Thursday, June 3, 2010


This past weekend, I attended an event that would make some green with envy, and others green with nauseousness.

That's right, I attended my third Johnny's concert: 横山裕がやっちゃいますIII (Yokoyama You ga Yacchaimasu III). Of course it was a blast. After all, Yokoyama You is the reason for my major obsession with Kanjani8. In fact, when I first started listening to Kanjani8 and watching their TV shows, I swore up and down that I would only focus my attention on Yokoyama.

Look how great that turned out.

Back to the task on hand, attending one of these concerts is a really interesting Japanese culture experience. The way Japanese girls celebrate their idols is fascinating from a sociological perspective and if being there scares you at first, you should stick it out and simply observe. Many fans dress to get the attention of their idols on stage, whether they be in homemade costumes worn by the idols during previous performances or the infamous Eito Ranger costume.

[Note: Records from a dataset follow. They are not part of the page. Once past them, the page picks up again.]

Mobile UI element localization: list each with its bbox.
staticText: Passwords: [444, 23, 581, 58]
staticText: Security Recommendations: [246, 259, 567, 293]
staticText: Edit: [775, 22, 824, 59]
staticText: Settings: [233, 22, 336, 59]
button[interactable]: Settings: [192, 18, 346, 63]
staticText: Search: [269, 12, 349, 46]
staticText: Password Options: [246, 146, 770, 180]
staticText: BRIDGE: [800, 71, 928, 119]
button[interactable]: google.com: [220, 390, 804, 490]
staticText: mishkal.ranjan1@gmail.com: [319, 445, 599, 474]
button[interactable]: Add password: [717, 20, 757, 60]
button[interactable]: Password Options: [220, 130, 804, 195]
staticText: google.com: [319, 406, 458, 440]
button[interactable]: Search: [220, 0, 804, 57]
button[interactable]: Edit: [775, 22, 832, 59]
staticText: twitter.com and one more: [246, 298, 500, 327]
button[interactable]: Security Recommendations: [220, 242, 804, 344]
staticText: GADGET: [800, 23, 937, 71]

In fact, creativity and craftiness is a huge part of attending a Johnny's concert. Its not only the clothing fans wear to attend, but the accessories they don as well. Giant head bows are a good place to start, but teddy bears dressed in handmade Eito Ranger suits are also an attention grabbing craft. No joke. This girl had her bears dressed as Red Rangers, one was a boy with pants and the other a girl with a skirt.

Scary? Yes. Adorable? UM YEAH.

Venues have poster size restrictions which prohibits anything bigger than a jumbo uchiwa from being displayed. Of course, with these limitations, fans find ways to make their uchiwas stand out. You can buy uchiwa supplies at craft stores in Japan, such as Loft and Tokyu Hands, all in their glittering neon-colored glory.

With these cultural facts in mind, I ventured out to the concert, held in Nagoya on this particular weekend, dressed to grab attention with my neon uchiwa and eito penlight in hand.

Needless to say, I fit right in...aside from the whole ~180cm tall, blonde haired, foreigner thing.

I've been in Japan since September 2009, and since I've been here I've had the opportunity to attend not only Yokoyama's concert in Nagoya, but his concert in Osaka, as well as Kanjani8's countdown at Kyocera Dome. The fans, to me, were just as entertaining as the concert. With the efforts Japanese fans put into their crafts, I'm sure showing them off at the concert must make the experience more memorable.